In 1958, F.A. Porsche, as he was known by his colleagues, joined the engineering office of what was then Dr. Ing. h.c. F. Porsche KG. He soon proved his great talent for design by sculpting the first model of a successor to the 356 model line out of plasticine. In 1962 he took over as head of the Porsche design studio, creating a worldwide furore one year later with the Porsche 901 (or 911). With the Porsche 911, F.A. Porsche created a sports car icon whose timeless and classical form survives to this very day in what is now the seventh 911 generation. However, in addition to passenger cars, F.A. Porsche also concerned himself with designing the sports cars of the 1960s. His best-known designs include the Type 804 Formula One racing car or the Porsche 904 Carrera GTS, now considered to be one of the most beautiful racing cars ever.

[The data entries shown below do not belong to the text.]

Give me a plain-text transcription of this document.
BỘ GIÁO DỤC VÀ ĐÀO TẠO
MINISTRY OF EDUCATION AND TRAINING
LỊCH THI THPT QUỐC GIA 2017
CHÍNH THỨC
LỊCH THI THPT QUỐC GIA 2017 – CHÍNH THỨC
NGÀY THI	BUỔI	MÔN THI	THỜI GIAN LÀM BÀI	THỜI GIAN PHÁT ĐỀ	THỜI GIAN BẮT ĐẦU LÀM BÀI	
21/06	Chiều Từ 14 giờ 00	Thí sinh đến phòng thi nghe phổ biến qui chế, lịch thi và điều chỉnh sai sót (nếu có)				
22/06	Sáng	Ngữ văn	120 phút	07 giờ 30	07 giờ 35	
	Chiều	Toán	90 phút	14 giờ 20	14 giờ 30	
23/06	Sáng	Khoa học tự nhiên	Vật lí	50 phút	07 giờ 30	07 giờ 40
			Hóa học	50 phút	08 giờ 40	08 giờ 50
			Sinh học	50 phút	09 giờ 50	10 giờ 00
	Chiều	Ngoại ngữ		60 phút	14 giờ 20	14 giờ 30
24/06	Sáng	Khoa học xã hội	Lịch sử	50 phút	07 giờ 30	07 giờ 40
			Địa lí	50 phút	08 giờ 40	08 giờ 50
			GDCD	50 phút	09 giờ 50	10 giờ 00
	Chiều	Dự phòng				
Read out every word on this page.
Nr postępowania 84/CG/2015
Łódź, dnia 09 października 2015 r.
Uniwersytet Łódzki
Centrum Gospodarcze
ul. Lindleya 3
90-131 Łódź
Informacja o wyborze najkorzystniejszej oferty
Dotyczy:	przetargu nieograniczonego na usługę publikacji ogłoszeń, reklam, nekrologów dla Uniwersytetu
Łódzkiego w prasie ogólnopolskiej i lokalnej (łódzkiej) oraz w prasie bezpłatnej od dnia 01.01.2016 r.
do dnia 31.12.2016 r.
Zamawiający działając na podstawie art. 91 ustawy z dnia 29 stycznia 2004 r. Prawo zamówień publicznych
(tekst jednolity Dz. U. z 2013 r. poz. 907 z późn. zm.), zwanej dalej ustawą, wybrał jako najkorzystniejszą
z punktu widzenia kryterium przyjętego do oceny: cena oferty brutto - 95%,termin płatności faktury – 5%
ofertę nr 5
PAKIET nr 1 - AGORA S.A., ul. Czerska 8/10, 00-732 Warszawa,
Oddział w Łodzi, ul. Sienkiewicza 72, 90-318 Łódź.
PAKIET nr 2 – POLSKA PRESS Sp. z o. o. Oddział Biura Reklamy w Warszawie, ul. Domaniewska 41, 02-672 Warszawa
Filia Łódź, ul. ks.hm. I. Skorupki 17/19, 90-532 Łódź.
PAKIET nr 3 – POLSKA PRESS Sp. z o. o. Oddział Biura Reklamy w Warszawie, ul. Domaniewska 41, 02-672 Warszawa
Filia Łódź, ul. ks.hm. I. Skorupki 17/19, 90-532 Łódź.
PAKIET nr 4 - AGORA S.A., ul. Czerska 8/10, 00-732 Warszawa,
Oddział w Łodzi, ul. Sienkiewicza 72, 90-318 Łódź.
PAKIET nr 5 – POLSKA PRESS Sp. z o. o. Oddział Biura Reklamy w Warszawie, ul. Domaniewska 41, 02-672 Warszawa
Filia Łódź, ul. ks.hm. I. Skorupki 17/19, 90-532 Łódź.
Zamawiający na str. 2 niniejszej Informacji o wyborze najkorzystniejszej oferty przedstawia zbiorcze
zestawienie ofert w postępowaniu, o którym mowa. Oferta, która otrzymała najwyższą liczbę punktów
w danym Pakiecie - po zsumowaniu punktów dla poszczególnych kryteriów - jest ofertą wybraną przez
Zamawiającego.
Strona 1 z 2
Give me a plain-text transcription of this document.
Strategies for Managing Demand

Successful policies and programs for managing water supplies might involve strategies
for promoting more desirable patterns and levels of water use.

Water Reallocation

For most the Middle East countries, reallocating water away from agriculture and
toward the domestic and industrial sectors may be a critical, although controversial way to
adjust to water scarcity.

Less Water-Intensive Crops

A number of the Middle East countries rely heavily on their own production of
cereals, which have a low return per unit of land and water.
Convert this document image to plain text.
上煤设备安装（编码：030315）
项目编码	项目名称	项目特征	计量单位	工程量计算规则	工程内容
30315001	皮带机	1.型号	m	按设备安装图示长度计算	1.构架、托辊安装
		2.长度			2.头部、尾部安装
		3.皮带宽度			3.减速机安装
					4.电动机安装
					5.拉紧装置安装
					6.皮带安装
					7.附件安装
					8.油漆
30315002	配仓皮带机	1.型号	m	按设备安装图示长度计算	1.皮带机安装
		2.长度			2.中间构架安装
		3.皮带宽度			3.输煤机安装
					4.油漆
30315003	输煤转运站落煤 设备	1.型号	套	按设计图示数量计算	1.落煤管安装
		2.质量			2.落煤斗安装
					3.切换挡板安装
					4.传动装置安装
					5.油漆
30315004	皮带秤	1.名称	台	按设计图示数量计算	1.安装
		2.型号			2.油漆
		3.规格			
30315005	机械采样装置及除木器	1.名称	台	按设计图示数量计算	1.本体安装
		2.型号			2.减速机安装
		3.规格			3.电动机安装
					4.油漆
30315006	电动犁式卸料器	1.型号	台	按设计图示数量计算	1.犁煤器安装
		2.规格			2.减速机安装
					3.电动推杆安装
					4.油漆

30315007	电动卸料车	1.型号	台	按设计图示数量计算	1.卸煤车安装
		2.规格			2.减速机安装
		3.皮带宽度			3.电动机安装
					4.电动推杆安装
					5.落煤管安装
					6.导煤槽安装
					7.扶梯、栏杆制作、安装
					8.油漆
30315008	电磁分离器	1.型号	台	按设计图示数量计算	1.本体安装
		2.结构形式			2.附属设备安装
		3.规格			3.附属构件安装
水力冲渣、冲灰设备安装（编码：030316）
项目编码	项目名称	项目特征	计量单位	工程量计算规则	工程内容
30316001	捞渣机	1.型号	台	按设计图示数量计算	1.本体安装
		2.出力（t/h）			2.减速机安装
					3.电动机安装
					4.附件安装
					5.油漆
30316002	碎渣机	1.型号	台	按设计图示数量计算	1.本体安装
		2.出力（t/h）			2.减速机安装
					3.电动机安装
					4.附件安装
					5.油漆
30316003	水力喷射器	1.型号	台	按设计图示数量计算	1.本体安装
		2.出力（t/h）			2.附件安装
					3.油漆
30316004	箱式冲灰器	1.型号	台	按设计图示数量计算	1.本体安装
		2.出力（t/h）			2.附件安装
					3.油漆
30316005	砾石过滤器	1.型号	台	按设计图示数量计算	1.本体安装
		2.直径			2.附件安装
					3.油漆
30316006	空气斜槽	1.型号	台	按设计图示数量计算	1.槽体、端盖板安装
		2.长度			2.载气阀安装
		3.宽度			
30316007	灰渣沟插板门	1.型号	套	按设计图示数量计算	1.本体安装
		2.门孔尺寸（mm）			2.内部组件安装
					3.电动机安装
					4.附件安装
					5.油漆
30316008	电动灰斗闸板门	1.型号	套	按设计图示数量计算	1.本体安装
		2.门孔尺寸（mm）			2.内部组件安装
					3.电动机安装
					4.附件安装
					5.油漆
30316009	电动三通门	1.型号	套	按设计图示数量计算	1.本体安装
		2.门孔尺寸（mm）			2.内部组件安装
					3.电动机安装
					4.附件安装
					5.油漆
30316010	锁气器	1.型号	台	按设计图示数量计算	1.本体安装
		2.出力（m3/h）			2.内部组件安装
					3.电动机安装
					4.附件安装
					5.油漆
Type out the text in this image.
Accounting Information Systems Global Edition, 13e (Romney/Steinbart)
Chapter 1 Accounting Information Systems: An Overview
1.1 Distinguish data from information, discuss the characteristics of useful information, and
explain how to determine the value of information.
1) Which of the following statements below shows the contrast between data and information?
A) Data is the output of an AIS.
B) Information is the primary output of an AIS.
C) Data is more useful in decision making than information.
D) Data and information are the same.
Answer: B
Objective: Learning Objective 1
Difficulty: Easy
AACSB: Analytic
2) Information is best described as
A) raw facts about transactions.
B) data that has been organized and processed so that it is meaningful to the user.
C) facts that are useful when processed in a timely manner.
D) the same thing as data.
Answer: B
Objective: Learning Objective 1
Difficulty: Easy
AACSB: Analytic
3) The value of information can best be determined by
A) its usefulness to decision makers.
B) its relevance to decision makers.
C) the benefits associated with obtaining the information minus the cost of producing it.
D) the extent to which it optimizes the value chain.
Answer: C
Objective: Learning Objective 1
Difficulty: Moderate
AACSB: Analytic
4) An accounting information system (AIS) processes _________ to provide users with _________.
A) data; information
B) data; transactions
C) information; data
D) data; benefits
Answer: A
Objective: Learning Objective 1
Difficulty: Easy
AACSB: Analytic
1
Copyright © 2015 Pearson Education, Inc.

In the course of the conversion of Porsche KG into a joint-stock corporation in 1971/72, Ferdinand Alexander Porsche, along with all the other family members, stood down from the company’s front-line business operations. In 1972 he founded the “Porsche Design Studio” in Stuttgart, the head office of which was relocated to Zell am See in Austria in 1974. In the decades that followed, he designed numerous classic gentlemen’s accessories such as watches, spectacles and writing implements that achieved global recognition under the “Porsche Design” brand. In parallel, with his team, he designed a plethora of industrial products, household appliances and consumer durables for internationally renowned clients under the brand “Design by F.A. Porsche”. A strong and clear design concept typifies all product designs created in his design studio to date. The credo of his design work was: “Design must be functional and functionality has to be translated visually into aesthetics, without gags that have to be explained first.” F.A. Porsche: “A coherently designed product requires no adornment; it should be enhanced by its form alone.” The design’s appearance should be readily comprehensible and not detract from the product and its function. His conviction was: “Good design should be honest.”

Ferdinand Alexander Porsche received numerous honours and awards both for his work as a designer as well as for individual designs. For example, in 1968 the “Comité Internationale de Promotion et de Prestige” honoured him for the outstanding aesthetic design of the Porsche 911 while the Industrial Forum Design Hannover (iF) voted him “Prizewinner of the Year” in 1992. In 1999, the President of Austria bestowed on him the title of Professor.

Ferdinand Alexander Porsche retained a close lifelong association with Porsche AG as a partner and member of the Supervisory Board. For example, even after stepping down from front-line business operations, he contributed to the design of Porsche’s sports cars over many decades and repeatedly steered the company in the right di-rection. This was especially the case for the difficult period Porsche experienced at the beginning of the 1990s. From 1990 to 1993, F.A. Porsche served as President of the company’s Supervisory Board, thus playing a major role in Porsche A.G’s eco-nomic turnaround. In 2005, he stood down from his Supervisory Board role in favour of his son Oliver and assumed the mantle of Honorary President of the Supervisory Board.

Ferdinand Alexander Porsche will be buried in the family grave at Schüttgut in Zell am See, attended by his immediate family. An official funeral service will be held in Stuttgart at a later date.